Tenham vergonha, senhores deputados

Legais ou ilegais, são negócios aviltantes que desacreditam a democracia portuguesa.

Na última sexta-feira, no Jornal Económico, o jornalista Gustavo Sampaio publicou um artigo onde demonstra que alguns dos nossos deputados continuam a usufruir de privilégios eticamente inaceitáveis para compor o ordenado ao fim do mês. Mesmo num país exaurido e sobreendividado, persistem os pequenos truques e as pequenas leis feitas à medida dos seus bolsos. Desde logo, o Estatuto dos Deputados admite o inadmissível: em Portugal, pode ser-se simultaneamente deputado da nação e trabalhar como advogado, consultor, administrador e até accionista de empresas que celebram contratos com entidades públicas. Só há uma restrição: os deputados não podem deter mais de 10% do seu capital social.

Como se já não bastasse este inconcebível estatuto, que é uma porta escancarada para todo o tipo de promiscuidade, Gustavo Sampaio ainda conseguiu encontrar oito deputados – quatro do PS e quatro do PSD, para a coisa ficar equilibrada – que nem essa modestíssima regra cumprem, e que ao mesmo tempo que circulam pelos corredores do Parlamento detêm participações superiores a 10% em empresas que andam a assinar contratos com entidades públicas. Vale a pena analisar dois dos oito exemplos citados no artigo, para que se perceba a gravidade do que está em causa.

Comecemos por Renato Sampaio, do PS, um dos principais fiéis de José Sócrates, que no final de 2014 até fez questão de simbolicamente sair a meio do congresso do PS que consagrou António Costa para ir à prisão de Évora visitar o seu velho amigo. Segundo o Jornal Económico, a mulher de Renato Sampaio possui 15% da empresa Nuno Sampaio – Arquiteto Lda (à Renascença, o deputado do PS garantiu que não são 15 mas 8%), estando os restantes 85% nas mãos do seu filho Nuno. Desde 2009, essa empresa obteve 15 contratos por ajuste directo com o Estado, num valor total de 716 mil euros. A tranche mais elevada – 204 mil euros – foi contratada (por ajuste directo, claro) em 2010, à boleia do saudoso Parque Escolar, para a elaboração do projecto de arquitectura de uma escola em Castelo de Paiva. Ah, como é bonito o amor paternal: o pai é deputado do PS; o filho ganha a vida a desenhar escolas públicas durante um governo do PS. Alguma incompatibilidade? Desde que papá e mamã tenham menos de 10% da empresa do filho, nenhuma.

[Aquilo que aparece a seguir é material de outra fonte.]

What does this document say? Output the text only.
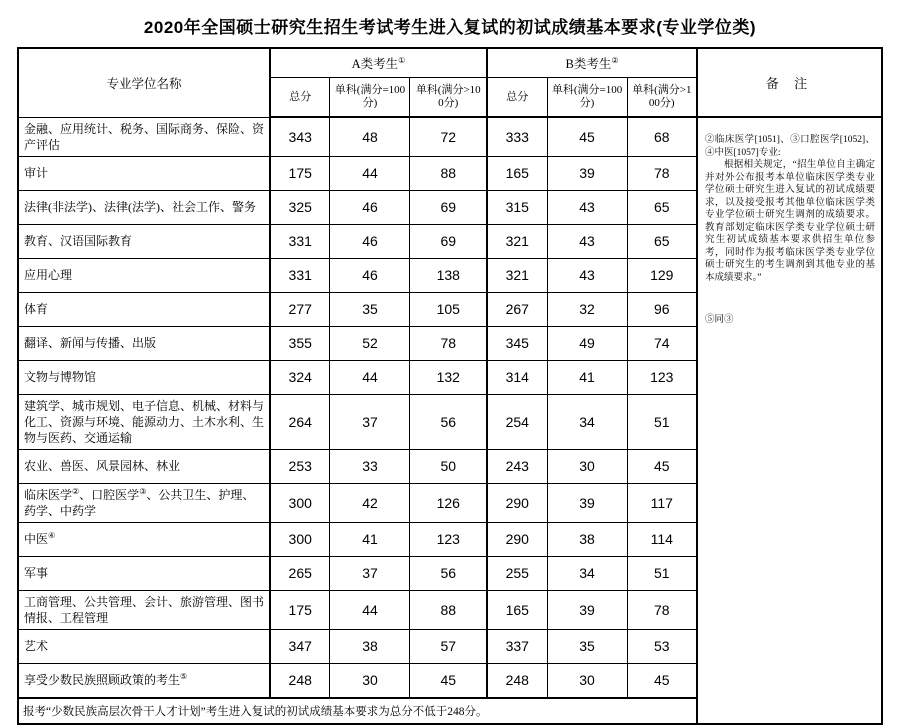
2020年全国硕士研究生招生考试考生进入复试的初试成绩基本要求(专业学位类)
专业学位名称	A类考生①			B类考生②			备 注
	总分	单科(满分=100分)	单科(满分>100分)	总分	单科(满分=100分)	单科(满分>100分)	
金融、应用统计、税务、国际商务、保险、资产评估	343	48	72	333	45	68	②临床医学[1051]、③口腔医学[1052]、④中医[1057]专业:
根据相关规定，“招生单位自主确定并对外公布报考本单位临床医学类专业学位硕士研究生进入复试的初试成绩要求，以及接受报考其他单位临床医学类专业学位硕士研究生调剂的成绩要求。教育部划定临床医学类专业学位硕士研究生初试成绩基本要求供招生单位参考，同时作为报考临床医学类专业学位硕士研究生的考生调剂到其他专业的基本成绩要求。”
⑤同③

审计	175	44	88	165	39	78	
法律(非法学)、法律(法学)、社会工作、警务	325	46	69	315	43	65	
教育、汉语国际教育	331	46	69	321	43	65	
应用心理	331	46	138	321	43	129	
体育	277	35	105	267	32	96	
翻译、新闻与传播、出版	355	52	78	345	49	74	
文物与博物馆	324	44	132	314	41	123	
建筑学、城市规划、电子信息、机械、材料与化工、资源与环境、能源动力、土木水利、生物与医药、交通运输	264	37	56	254	34	51	
农业、兽医、风景园林、林业	253	33	50	243	30	45	
临床医学②、口腔医学③、公共卫生、护理、药学、中药学	300	42	126	290	39	117	
中医④	300	41	123	290	38	114	
军事	265	37	56	255	34	51	
工商管理、公共管理、会计、旅游管理、图书情报、工程管理	175	44	88	165	39	78	
艺术	347	38	57	337	35	53	
享受少数民族照顾政策的考生⑤	248	30	45	248	30	45	
报考“少数民族高层次骨干人才计划”考生进入复试的初试成绩基本要求为总分不低于248分。							
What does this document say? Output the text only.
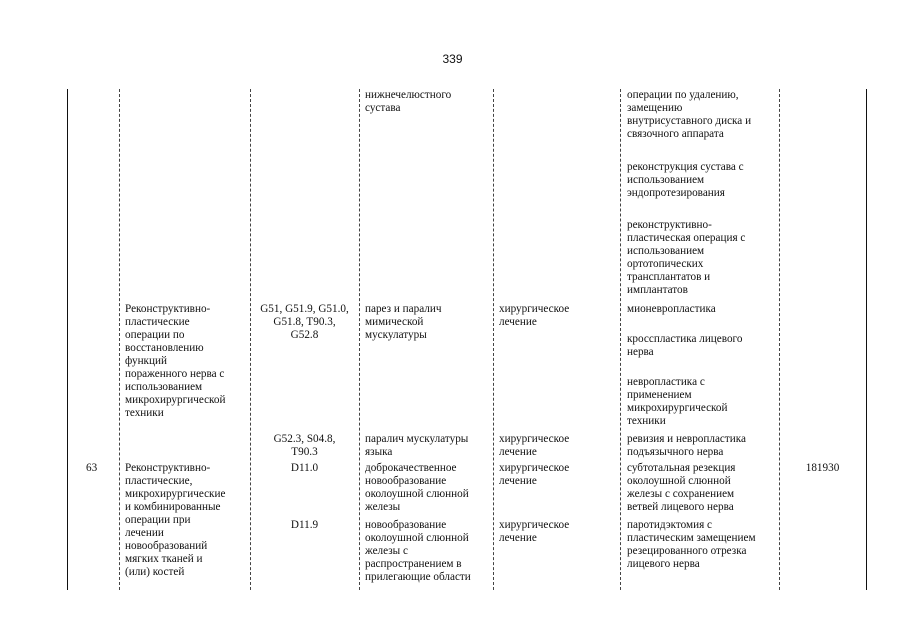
339
63
Реконструктивно-
пластические
операции по
восстановлению
функций
пораженного нерва с
использованием
микрохирургической
техники
Реконструктивно-
пластические,
микрохирургические
и комбинированные
операции при
лечении
новообразований
мягких тканей и
(или) костей
G51, G51.9, G51.0,
G51.8, T90.3,
G52.8
G52.3, S04.8,
T90.3
D11.0
D11.9
нижнечелюстного
сустава
парез и паралич
мимической
мускулатуры
паралич мускулатуры
языка
доброкачественное
новообразование
околоушной слюнной
железы
новообразование
околоушной слюнной
железы с
распространением в
прилегающие области
хирургическое
лечение
хирургическое
лечение
хирургическое
лечение
хирургическое
лечение
операции по удалению,
замещению
внутрисуставного диска и
связочного аппарата
реконструкция сустава с
использованием
эндопротезирования
реконструктивно-
пластическая операция с
использованием
ортотопических
трансплантатов и
имплантатов
мионевропластика
кросспластика лицевого
нерва
невропластика с
применением
микрохирургической
техники
ревизия и невропластика
подъязычного нерва
субтотальная резекция
околоушной слюнной
железы с сохранением
ветвей лицевого нерва
паротидэктомия с
пластическим замещением
резецированного отрезка
лицевого нерва
181930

E agora passemos ao PSD, num caso tão ou mais problemático, pois envolve o seu líder parlamentar, Luís Montenegro. Montenegro deputa e advoga, como a lei permite, possuindo 50% do capital social da sociedade de advogados Sousa Pinheiro & Montenegro (SP&M). Ora, entre 2014 e 2017 a SP&M obteve seis contratos por ajuste direto com entidades públicas. O valor dos contratos não é extraordinariamente elevado – 188 mil euros – mas a sua origem é extraordinariamente escandalosa: quatro vieram da Câmara de Espinho e dois da Câmara de Vagos. Ora, não só se trata de duas câmaras PSD, como Luís Montenegro foi presidente da Assembleia Municipal de Espinho entre 2009 e 2013. Quando questionado acerca destas pasmosas coincidências, Montenegro afirmou que o Estatuto dos Deputados apenas veda participações acima dos 10% em empresas de comércio ou indústria, o que não abrange uma sociedade de advogados. Por isso, garante, está “100% seguro” de que não há qualquer incompatibilidade. Talvez não haja. Mas é 100% óbvio que deveria haver. Tenham vergonha, senhores deputados: legais ou ilegais, isto são negócios aviltantes, que desacreditam a democracia portuguesa.